こいつは一応、作動するけど絞りは、どこに設定しても開放状態。シャッターも随分のんびりとしか動かない。ならばということでシャッターを分解・洗浄・注油。動作を確認して再組立。こう書くと簡単そうだけど、実際は絞りやシャッターのメカニズムを理解するまでは試行錯誤の繰り返し。まぁ、それが楽しいんだけどね。最近はネットで情報が得られるのでとっても便利。

photo/P1030397L

修理が完了したら次のお楽しみはフィルムを入れて実際に写真を撮ること。露出計はへたり気味で当てにできなかったけど、そこは長年の勘で。その結果はこちら。元々ジャンクだし、あまり期待していなかったんだけど、いやはや驚きましたよ。すごい立体感。空気が写ると言われたZeissレンズの凄さですね。こうやってまたカメラの世界に溺れていくんだよなぁ。
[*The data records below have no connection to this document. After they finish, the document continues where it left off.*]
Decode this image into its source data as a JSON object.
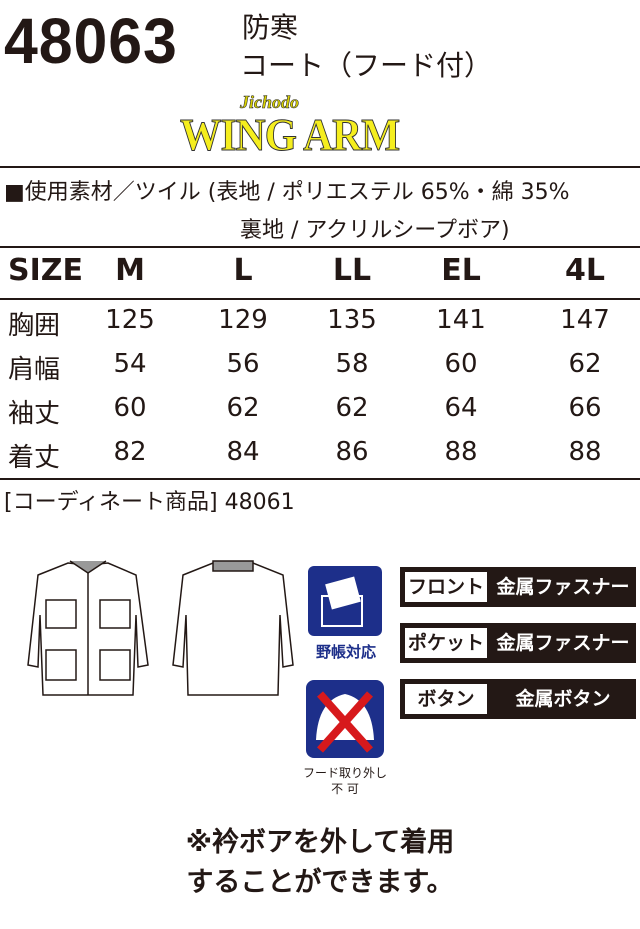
{
  "product": {
    "code": "48063",
    "category_line1": "防寒",
    "category_line2": "コート（フード付）"
  },
  "brand": {
    "sub": "Jichodo",
    "name": "WING ARM",
    "colors": {
      "logo": "#f5ee1e"
    }
  },
  "material": {
    "line1": "■使用素材／ツイル (表地 / ポリエステル 65%・綿 35%",
    "line2": "裏地 / アクリルシープボア)"
  },
  "size_table": {
    "headers": [
      "SIZE",
      "M",
      "L",
      "LL",
      "EL",
      "4L"
    ],
    "rows": [
      {
        "label": "胸囲",
        "values": [
          "125",
          "129",
          "135",
          "141",
          "147"
        ]
      },
      {
        "label": "肩幅",
        "values": [
          "54",
          "56",
          "58",
          "60",
          "62"
        ]
      },
      {
        "label": "袖丈",
        "values": [
          "60",
          "62",
          "62",
          "64",
          "66"
        ]
      },
      {
        "label": "着丈",
        "values": [
          "82",
          "84",
          "86",
          "88",
          "88"
        ]
      }
    ]
  },
  "coordinate": "[コーディネート商品] 48061",
  "icons": {
    "notebook_label": "野帳対応",
    "hood_label_1": "フード取り外し",
    "hood_label_2": "不 可",
    "colors": {
      "icon_bg": "#1d2f8a",
      "cross": "#d7191c"
    }
  },
  "specs": [
    {
      "key": "フロント",
      "value": "金属ファスナー"
    },
    {
      "key": "ポケット",
      "value": "金属ファスナー"
    },
    {
      "key": "ボタン",
      "value": "金属ボタン"
    }
  ],
  "note": {
    "line1": "※衿ボアを外して着用",
    "line2": "することができます。"
  }
}
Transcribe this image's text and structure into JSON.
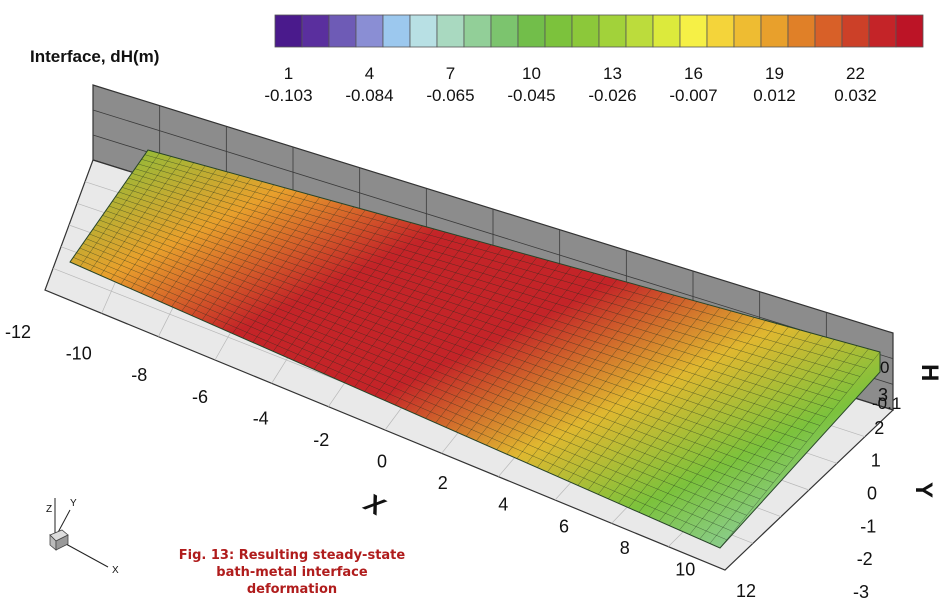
{
  "chart_data": {
    "type": "surface",
    "title": "Interface, dH(m)",
    "xlabel": "X",
    "ylabel": "Y",
    "zlabel": "H",
    "x_ticks": [
      "-12",
      "-10",
      "-8",
      "-6",
      "-4",
      "-2",
      "0",
      "2",
      "4",
      "6",
      "8",
      "10",
      "12"
    ],
    "y_ticks": [
      "3",
      "2",
      "1",
      "0",
      "-1",
      "-2",
      "-3"
    ],
    "z_ticks": [
      "0",
      "-0.1"
    ],
    "xlim": [
      -12,
      12
    ],
    "ylim": [
      -3,
      3
    ],
    "zlim": [
      -0.1,
      0.04
    ],
    "colorbar": {
      "levels": 24,
      "index_labels": [
        "1",
        "4",
        "7",
        "10",
        "13",
        "16",
        "19",
        "22"
      ],
      "value_labels": [
        "-0.103",
        "-0.084",
        "-0.065",
        "-0.045",
        "-0.026",
        "-0.007",
        "0.012",
        "0.032"
      ],
      "colors": [
        "#4a1a8c",
        "#5a2f9e",
        "#6e5bb6",
        "#8a8ed4",
        "#9cc8ee",
        "#b8e0e4",
        "#a9d9c0",
        "#92cf98",
        "#7cc46e",
        "#72be4a",
        "#7cc23c",
        "#8cc83a",
        "#a2d23a",
        "#bcdc3c",
        "#dcea3c",
        "#f6f046",
        "#f4d43a",
        "#eebc32",
        "#e8a02c",
        "#e08028",
        "#d86028",
        "#cc4028",
        "#c42428",
        "#bc1426"
      ]
    }
  },
  "axis_triad": {
    "x": "X",
    "y": "Y",
    "z": "Z"
  },
  "caption": {
    "line1": "Fig. 13: Resulting steady-state",
    "line2": "bath-metal interface deformation"
  }
}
ズブズブ...

photo/04CD007-19L2
Contaflex IV Tessar 50mm f2.8 (絞り8.0)/AGFA Vista100、Kodak PictureCDサービスでネガをスキャン。画像をクリックすると少し大きな画像を見ることができます。

photo/P1030443L
Panasonic DMC-F1 DC VARIO-ELMARIT 5.8-17.4mm f2.8-4.9 (焦点距離5.8mm(35mm相当)、 絞り8.0)
期せずしてZeiss vs Leica対決。コンパクト・デジカメとはいえ、これだけ見ると悪くはないと思うんですけどね。